鰻好きが定期的に食べて支え続けないと、老舗の鰻屋の秘伝のタレや仕込みや調理などの鰻食文化なんてすぐに廃れてしまう。コロナ禍の影響だけでなく、ここ10年で潰れた老舗の鰻屋はたくさんある。自分は、完全養殖が実現するまでの間も、食べて支えるつもりだ。

そもそも、完全養殖が実現するまで食べない、と宣言している人は、初期の完全養殖鰻が今までの鰻と同等もしくは高い値段で流通するようになったとして、すぐに鰻を食いに戻って来るのだろうか? 正直、怪しいと思っている。本来なら、そのタイミングでこそ買い支えるべきなのに、まだ高いとか理由をつけて食べなそう(勝手な憶測です)。

 

しかし「土用の丑の日」の消費には、自分も断固反対したい。スーパーやコンビニではクリスマスケーキのように予約までさせて、そのたった1日のために大量の鰻を確保する意味がわからない。

クリスマスケーキならいい。その日までに大量に作るパティシエや製造作業員には地獄だが、小麦粉やクリームやチョコやイチゴが資源として枯渇することはない。おせちや恵方巻きも同じだ。

しかし鰻は水産物だ。しかも、今はまだ完全養殖が実現できていない、一度に大量に獲れば枯渇して減ってしまう絶滅危惧種だ。それを、旬でもない時期に、クリスマスケーキのようにお祭り気分でピーク消費させるとか、頭がおかしいとしか思えない。

 

平賀源内の考えたキャッチコピーだか何だか知らないが、もはや無理して特定の日に鰻を売る必要もないだろうに、なぜ未だにこんな風習を辞めないのか。

 

すべての鰻断ちをする必要はないが、土用の丑の日の鰻断ちはすべきだし、広く呼びかけて行くべきだと思っている。鰻好きの多くは、旬でもない土用の丑の日に、わざわざ混んでる鰻屋に食べに行ったりしない。

 

普段から時々お気に入りの鰻屋で食べて、丑の日やファーストフードでの大量消費には、ノーと言う。そして完全養殖の実現を応援する。それが、鰻好きとしての在り方なんじゃないかと、自分は個人的に思っている。

 

ともあれ、完全養殖が見えたことで、鰻が絶滅するのは回避できそうで本当に良かったです!

 

追記:

今までの鰻断ちの否定というよりも、「2026年度に10万尾の量産目標」という具体的な計画まで出て、今や鰻という種自体の絶滅可能性がほぼゼロになっても、まだスタンスを変えずに思考停止したまま鰻断ちを継続しようとしているのが、謎なのだ。

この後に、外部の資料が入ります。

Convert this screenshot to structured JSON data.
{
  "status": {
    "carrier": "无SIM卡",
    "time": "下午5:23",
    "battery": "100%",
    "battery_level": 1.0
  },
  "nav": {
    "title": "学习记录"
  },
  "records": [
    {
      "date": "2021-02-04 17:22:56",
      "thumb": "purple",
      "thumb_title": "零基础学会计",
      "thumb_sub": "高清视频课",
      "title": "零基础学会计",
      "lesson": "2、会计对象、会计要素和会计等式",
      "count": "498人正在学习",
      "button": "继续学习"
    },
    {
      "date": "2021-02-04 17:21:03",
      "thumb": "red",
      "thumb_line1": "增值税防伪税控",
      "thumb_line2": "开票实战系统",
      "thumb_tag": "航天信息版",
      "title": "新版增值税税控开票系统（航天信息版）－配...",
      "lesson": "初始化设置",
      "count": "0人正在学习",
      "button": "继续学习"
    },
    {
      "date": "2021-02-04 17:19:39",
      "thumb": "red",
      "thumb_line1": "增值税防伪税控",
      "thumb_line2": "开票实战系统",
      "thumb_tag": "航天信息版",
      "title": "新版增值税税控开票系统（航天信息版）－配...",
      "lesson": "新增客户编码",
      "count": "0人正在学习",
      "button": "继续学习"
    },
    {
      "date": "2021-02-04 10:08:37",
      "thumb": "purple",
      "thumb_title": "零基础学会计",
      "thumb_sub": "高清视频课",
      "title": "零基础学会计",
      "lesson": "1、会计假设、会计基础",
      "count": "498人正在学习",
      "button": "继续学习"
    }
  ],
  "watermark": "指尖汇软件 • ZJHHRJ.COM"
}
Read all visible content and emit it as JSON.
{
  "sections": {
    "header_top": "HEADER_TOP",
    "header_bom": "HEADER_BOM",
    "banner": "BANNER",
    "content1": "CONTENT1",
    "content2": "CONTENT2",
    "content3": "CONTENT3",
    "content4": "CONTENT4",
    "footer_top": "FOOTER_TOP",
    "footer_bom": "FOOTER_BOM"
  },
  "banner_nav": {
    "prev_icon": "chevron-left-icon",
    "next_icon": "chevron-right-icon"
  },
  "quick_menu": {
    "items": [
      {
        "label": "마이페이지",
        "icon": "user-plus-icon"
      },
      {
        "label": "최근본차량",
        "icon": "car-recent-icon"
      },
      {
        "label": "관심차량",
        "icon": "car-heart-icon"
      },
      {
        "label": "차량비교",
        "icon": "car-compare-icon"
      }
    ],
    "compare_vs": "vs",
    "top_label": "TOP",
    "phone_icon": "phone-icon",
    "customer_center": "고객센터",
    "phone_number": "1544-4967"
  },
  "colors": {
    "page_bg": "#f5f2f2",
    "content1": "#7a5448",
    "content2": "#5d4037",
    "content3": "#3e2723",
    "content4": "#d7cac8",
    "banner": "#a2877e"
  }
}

鰻の消費量を減らすべきフェーズから、2026年に向けて鰻食文化と鰻専門店を維持すべきフェーズへと、完全に変わったと思うのだが……?

この段階で、年に数回ほどお気に入りの鰻専門店に行くことすら控える理由が本当にわからない。老舗が潰れ、不味い調理のスーパーやコンビニや牛丼屋の鰻だけが残り、結果的に鰻食文化が今後もどんどん廃れて行ったら、そもそもニーズが減るから完全人工養殖鰻も量産できなくなって、単価も未来永劫落ちないのだが?

完全人工養殖ウナギが広く安く普及すれば、違法手段での流通問題も完全に解決するはずなので、ニーズを落とさないことが非常に重要なわけで。逆に現時点で、これ以上に有効な違法流通の撲滅手段があったら、教えてほしい。